Her lips parted tremulously, inviting his kiss. She felt singularly secure and content in his arms.

“All or nothing?” she repeated in a low whisper.

“Yes! There was no escape for us from the beginning,” he said slowly. “It’s been like a drawing of the tide that no man’s hand could stay.”

They walked slowly to the hearth, his hands thrust deep into his coat pockets. He eyed the fire critically and rearranged the half-burnt logs.

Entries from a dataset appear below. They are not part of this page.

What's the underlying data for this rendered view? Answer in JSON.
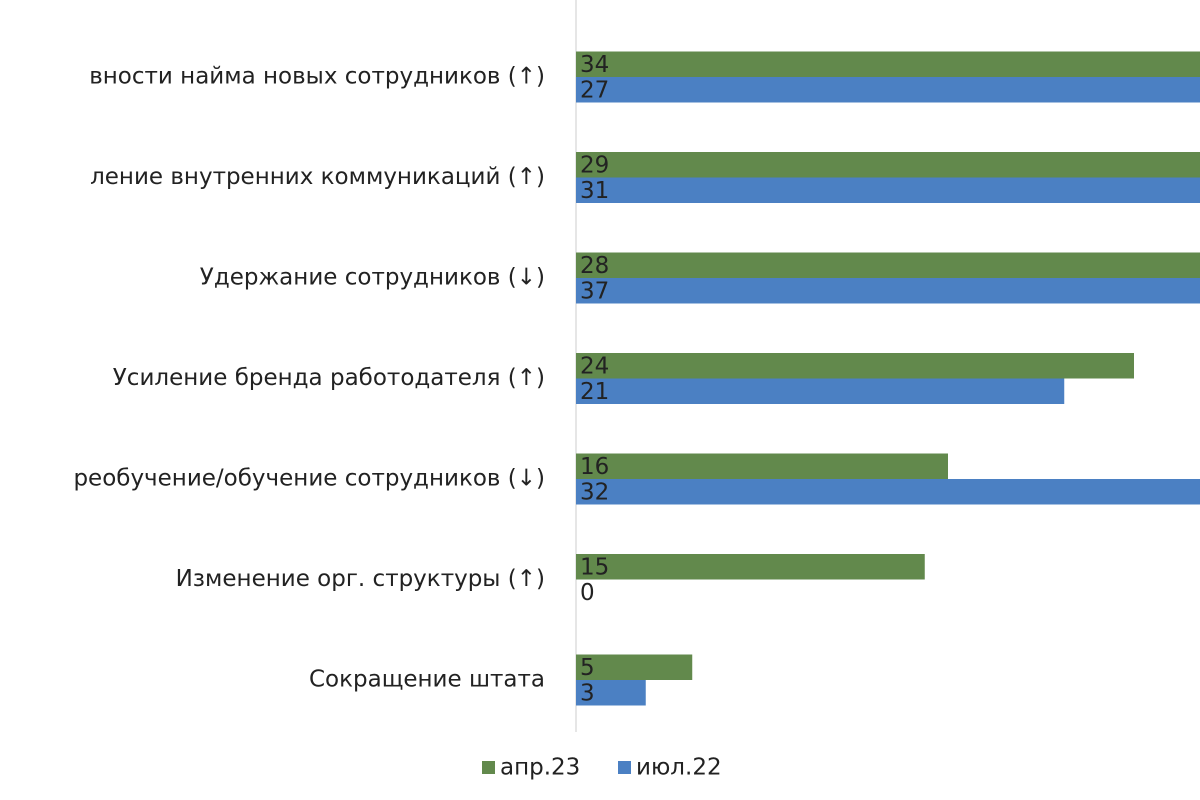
{
  "chart_data": {
    "type": "hbar",
    "categories": [
      "вности найма новых сотрудников (↑)",
      "ление внутренних коммуникаций (↑)",
      "Удержание сотрудников (↓)",
      "Усиление бренда работодателя (↑)",
      "реобучение/обучение сотрудников (↓)",
      "Изменение орг. структуры (↑)",
      "Сокращение штата"
    ],
    "series": [
      {
        "name": "апр.23",
        "color": "#62894c",
        "values": [
          34,
          29,
          28,
          24,
          16,
          15,
          5
        ]
      },
      {
        "name": "июл.22",
        "color": "#4b80c3",
        "values": [
          27,
          31,
          37,
          21,
          32,
          0,
          3
        ]
      }
    ],
    "legend": "bottom"
  }
}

“Guess I’d better put this up as a precaution,” he remarked lifting the wire screen that stood against the wall and laying it against the arch under the mantel. “Run along, dear. I’ll see to the locking up.”

He went into the hall and snapped on the lights and kissed his hand to her as she started up the steep, old-fashioned stair. The lights were turned on in all the rooms and humming softly she wandered through them, pausing finally in one in which a suitcase lay open on a chair, evidently placed there by Jerry. She recognized it as Irene’s, kept at The Shack for occasions when she spent the night there.

Below, Trenton was testing the fastening of the doors. She lifted her head, listening intently as she heard his step.